Она кивнула, а я, выждав, пока грузовик остановится за циклопического вида сооружениями, а боевики побегут туда загружать или сгружать, быстро слез и повис на руках, спрыгнул, и сразу же над краем показалась ее голова и тут же отпрянула.

– Ой, высоко…

– Оставайтесь там в говне, – предложил я ласково. – Но вас и в говне изнасилуют, тут одни мужчины, озверели без ледей…

Она торопливо и неуклюже повисла на руках, а когда спрыгнула, я ощутил, что не удержу, и оба свалились за грудой мусора.

По ту сторону послышался шум приближающегося автомобиля. Она начала раздуваться для мощного чиха, я с силой зажал ей рот и прошипел на ухо:

– Только чихни!.. Сам убью.

Она с великим трудом переборола рефлекс, я дождался, когда шум удалился, осторожно выглянул, сфотографировав взглядом ангар с другого угла.

Мозг торопливо и с готовностью просчитывал размеры, функциональность, правильность расположения агрегатов, сравнивая со старыми фото и схемами расположения прежних ракет, наконец выдал ответ: кроме мощного подъемника, есть еще и выход для персонала, эта комната на той стороне ангара.

Я сказал страшным шепотом:

– Абигель, теперь за мной!.. Лучше так, чтобы касались моей спины, понятно?..

Она часто-часто закивала.

– Да… но они нас не убьют?

– А нас за что? – изумился я.

Она побежала, прячась за мной, как за щитом, я начал торопливо стрелять, точно высчитывая наиболее опасных, трижды подхватывал у рухнувших боевиков оружие, быстро проверял заряды и тут же стрелял.

– Да сколько же их! – прокричала она в ужасе.

– Восемь миллиардов, – заверил я. – И почти все такие… потомки обезьян.

Она пропищала:

– И всех хотите убить?

– Со временем, – пообещал я. – Так или иначе… они умрут.

– Вы чудовище!

– Просто трансгуманист, – ответил я скромно. – Сейчас это восходящий тренд.
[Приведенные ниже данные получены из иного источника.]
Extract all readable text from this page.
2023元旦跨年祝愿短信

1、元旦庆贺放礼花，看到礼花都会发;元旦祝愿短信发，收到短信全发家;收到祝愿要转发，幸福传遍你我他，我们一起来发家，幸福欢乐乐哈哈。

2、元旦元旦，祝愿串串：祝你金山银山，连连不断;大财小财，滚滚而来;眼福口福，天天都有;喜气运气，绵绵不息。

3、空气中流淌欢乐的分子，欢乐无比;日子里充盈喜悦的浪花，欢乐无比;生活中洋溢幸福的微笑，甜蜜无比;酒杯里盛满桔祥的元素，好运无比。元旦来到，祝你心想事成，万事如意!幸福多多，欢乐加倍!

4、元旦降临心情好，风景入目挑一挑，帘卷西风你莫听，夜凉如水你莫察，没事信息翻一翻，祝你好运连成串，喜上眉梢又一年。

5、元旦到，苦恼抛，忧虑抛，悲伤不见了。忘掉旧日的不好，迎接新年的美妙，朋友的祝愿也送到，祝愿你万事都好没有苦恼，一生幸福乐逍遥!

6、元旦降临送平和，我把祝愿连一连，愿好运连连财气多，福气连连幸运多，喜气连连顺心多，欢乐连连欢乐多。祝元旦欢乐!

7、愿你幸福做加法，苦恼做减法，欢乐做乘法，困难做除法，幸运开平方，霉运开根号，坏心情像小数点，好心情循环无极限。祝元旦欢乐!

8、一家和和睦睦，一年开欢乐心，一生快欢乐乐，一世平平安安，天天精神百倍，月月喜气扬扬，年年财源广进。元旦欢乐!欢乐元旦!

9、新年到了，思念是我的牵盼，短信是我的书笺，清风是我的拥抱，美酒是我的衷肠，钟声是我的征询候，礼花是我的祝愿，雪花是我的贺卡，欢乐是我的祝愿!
Не высовывайтесь, держитесь ко мне плотно. В меня не попадут, понятно?.. Значит, и в вашу нежную плоть. Вы же спортом не занимаетесь?

– Вы холодное злое чудовище, – определила она. – Что-то вроде крокодила… нет, еще страшнее. Вы сколько человек убили?

– Ни одного.

– Что? А за нами гора трупов…

– А их не вы убили? Точно?.. А то у женщин такая жуткая слава… Ну ладно, не расстраивайтесь, даже если вы убили. Просто живая сила противника. Люди – это мы с вами. Хотя насчет вас не уверен, но так считать пока удобнее… Присядь!